The Council under the Secretary-General’s leadership has prepared “Turkic Council Strategy 2020-2025 and Turkic World Vision-2040,” which are to be addressed during the informal gathering on Wednesday, Ameryev said.
With Turkic World Vision- 2040, “which constitutes our roadmap until 2040, we aim for stronger foreign policy coordination, Security cooperation, signing Free Trade Agreements, opening borders in transportation, and strong cooperation between our countries with the language and alphabet in particular,” he said.
Describing the 2020-2025 and 2040 documents as roadmaps for the Turkic Council’s cooperation towards the future, Ameryev hopes to for the member states’ leaders to adopt the documents during the formal Summit at Istanbul in autumn as he said the documents would “shape the future of the Turkic world, especially focuses on strengthening economic ties between our member states, reaching the preferential trade agreement.”
Besides establishing an FTA among Turkic Council member states, Ameryev added that “establishing additional mechanisms of our economic cooperation” is also on the agenda.
‘Over ten countries seek observer status’
Telling that the Turkic investment fund is close to being finalized, he noted that the fund is a “very important financial instrument to support many of our small and medium-sized enterprises.”
He further said that the Council is “focusing on developing the existing transportation routes,” and said, “that’s why we started last year, the realization of a ‘green corridor’ between our countries through Azerbaijan.”
The ‘green corridor’ is known as an international fast-track transport line for essential goods.
“In general, the Turkic Council does its best to develop multilateral cooperation in the fields of political, economy, science, culture and education, military, law, environment, energy, transportation, investment and finance,” he said.
On Turkey’s taking term presidency from Azerbaijan by holding the Summit of Turkic Council this year, Ameryev hailed Turkey’s position in the Council and told the country has “always played a very important role in strengthening our cooperation in all fields.”
“I think that Turkey will continue to play a leading role in consolidating unity and cooperation,” he added.
In response to a question on Ukraine’s request to receive observer status at the Council, Ameryev told the Council is “considering now requests that came from our international partners.

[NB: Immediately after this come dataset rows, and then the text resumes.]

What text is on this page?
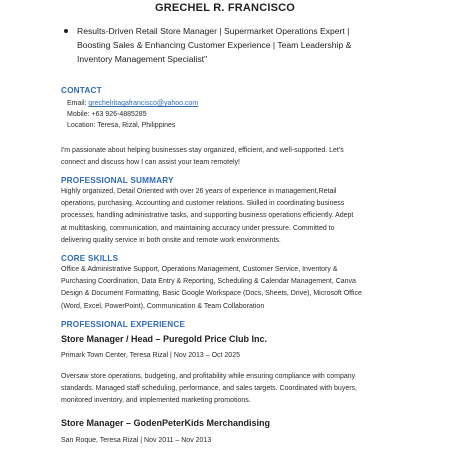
GRECHEL R. FRANCISCO
Results-Driven Retail Store Manager | Supermarket Operations Expert | Boosting Sales & Enhancing Customer Experience | Team Leadership & Inventory Management Specialist"
CONTACT
Email: grechelritagafrancisco@yahoo.com
Mobile: +63 926-4885285
Location: Teresa, Rizal, Philippines
I'm passionate about helping businesses stay organized, efficient, and well-supported. Let's
connect and discuss how I can assist your team remotely!
PROFESSIONAL SUMMARY
Highly organized, Detail Oriented with over 26 years of experience in management,Retail
operations, purchasing, Accounting and customer relations. Skilled in coordinating business
processes, handling administrative tasks, and supporting business operations efficiently. Adept
at multitasking, communication, and maintaining accuracy under pressure. Committed to
delivering quality service in both onsite and remote work environments.
CORE SKILLS
Office & Administrative Support, Operations Management, Customer Service, Inventory &
Purchasing Coordination, Data Entry & Reporting, Scheduling & Calendar Management, Canva
Design & Document Formatting, Basic Google Workspace (Docs, Sheets, Drive), Microsoft Office
(Word, Excel, PowerPoint), Communication & Team Collaboration
PROFESSIONAL EXPERIENCE
Store Manager / Head – Puregold Price Club Inc.
Primark Town Center, Teresa Rizal | Nov 2013 – Oct 2025
Oversaw store operations, budgeting, and profitability while ensuring compliance with company
standards. Managed staff scheduling, performance, and sales targets. Coordinated with buyers,
monitored inventory, and implemented marketing promotions.
Store Manager – GodenPeterKids Merchandising
San Roque, Teresa Rizal | Nov 2011 – Nov 2013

More than ten countries expressed their intention and wish to be to have observer status.”
“Now we have only one observer country, which is Hungary. In the future, we’ll be having, of course, more observers in our organization. We are currently finalizing the regulations on the topic of observer countries. After it is completed, possibly some time in autumn Summit, we will be able to start to receive observers,” he added.